Posts Tagged ‘sommet de l’OTAN’

Les Occidents cherchent une parade pour contrer l’État Islamique

septembre 5, 2014

Newport (Royaume-Uni) – Les Alliés ont multiplié vendredi les consultations pour trouver la parade, y compris par des moyens militaires, au défi posé par les jihadistes de l’État islamique, au deuxième jour du sommet de l’Otan au Pays de Galles.

Les États-Unis, qui ont mené depuis le 8 août plus d’une centaine de frappes ciblées contre les jihadistes afin de freiner leur avancée dans le nord de l’Irak, cherchent à former une coalition contre cette organisation qui a décapité deux journalistes américains et promet le même sort à un otage britannique.

Notre message est clair, nous condamnons unanimement ces actes barbares et ignobles, a lancé le Premier ministre britannique David Cameron à l’ouverture du Conseil de l’Atlantique nord vendredi matin.

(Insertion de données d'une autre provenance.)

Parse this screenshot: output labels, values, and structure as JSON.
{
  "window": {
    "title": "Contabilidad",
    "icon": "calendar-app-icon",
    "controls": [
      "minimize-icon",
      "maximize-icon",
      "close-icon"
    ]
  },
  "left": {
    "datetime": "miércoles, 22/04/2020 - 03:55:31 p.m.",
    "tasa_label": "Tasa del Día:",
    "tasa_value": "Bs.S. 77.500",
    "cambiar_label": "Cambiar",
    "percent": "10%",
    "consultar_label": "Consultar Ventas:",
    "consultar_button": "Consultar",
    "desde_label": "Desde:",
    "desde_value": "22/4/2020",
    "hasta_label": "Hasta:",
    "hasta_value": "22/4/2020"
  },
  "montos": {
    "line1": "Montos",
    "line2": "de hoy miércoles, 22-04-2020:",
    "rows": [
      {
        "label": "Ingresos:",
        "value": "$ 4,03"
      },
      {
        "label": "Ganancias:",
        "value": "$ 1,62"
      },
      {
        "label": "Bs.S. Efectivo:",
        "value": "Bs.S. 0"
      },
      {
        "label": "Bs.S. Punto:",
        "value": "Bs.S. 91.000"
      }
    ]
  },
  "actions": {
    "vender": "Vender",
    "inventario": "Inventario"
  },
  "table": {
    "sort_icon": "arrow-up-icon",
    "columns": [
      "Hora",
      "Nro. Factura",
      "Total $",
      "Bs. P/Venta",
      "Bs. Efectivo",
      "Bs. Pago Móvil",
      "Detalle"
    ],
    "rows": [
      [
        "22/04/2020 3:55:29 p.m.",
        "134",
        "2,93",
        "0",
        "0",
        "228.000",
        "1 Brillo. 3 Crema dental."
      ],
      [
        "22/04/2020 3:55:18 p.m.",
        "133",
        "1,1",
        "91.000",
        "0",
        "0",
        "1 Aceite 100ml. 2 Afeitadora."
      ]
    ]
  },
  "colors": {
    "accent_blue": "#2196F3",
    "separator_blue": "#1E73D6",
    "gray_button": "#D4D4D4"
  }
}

Rappelant les atrocités terrifiantes commises par l’État islamique, qui a enlevé des milliers de civils et commis des meurtres de masse, le secrétaire général de l’Otan Anders Fogh Rasmussen a exhorté la communauté internationale à arrêter l’avancée de l’État islamique.

L’Otan doit adopter vendredi un plan qui doit rendre ses forces plus réactives, capables de se déployer en quelques jours si une crise éclatait, à l’est où la Russie inquiète les Alliés, mais aussi au sud-est. L’Alliance a déjà déployé des missiles Patriot en Turquie, qui a une frontière directe avec l’Irak et la Syrie.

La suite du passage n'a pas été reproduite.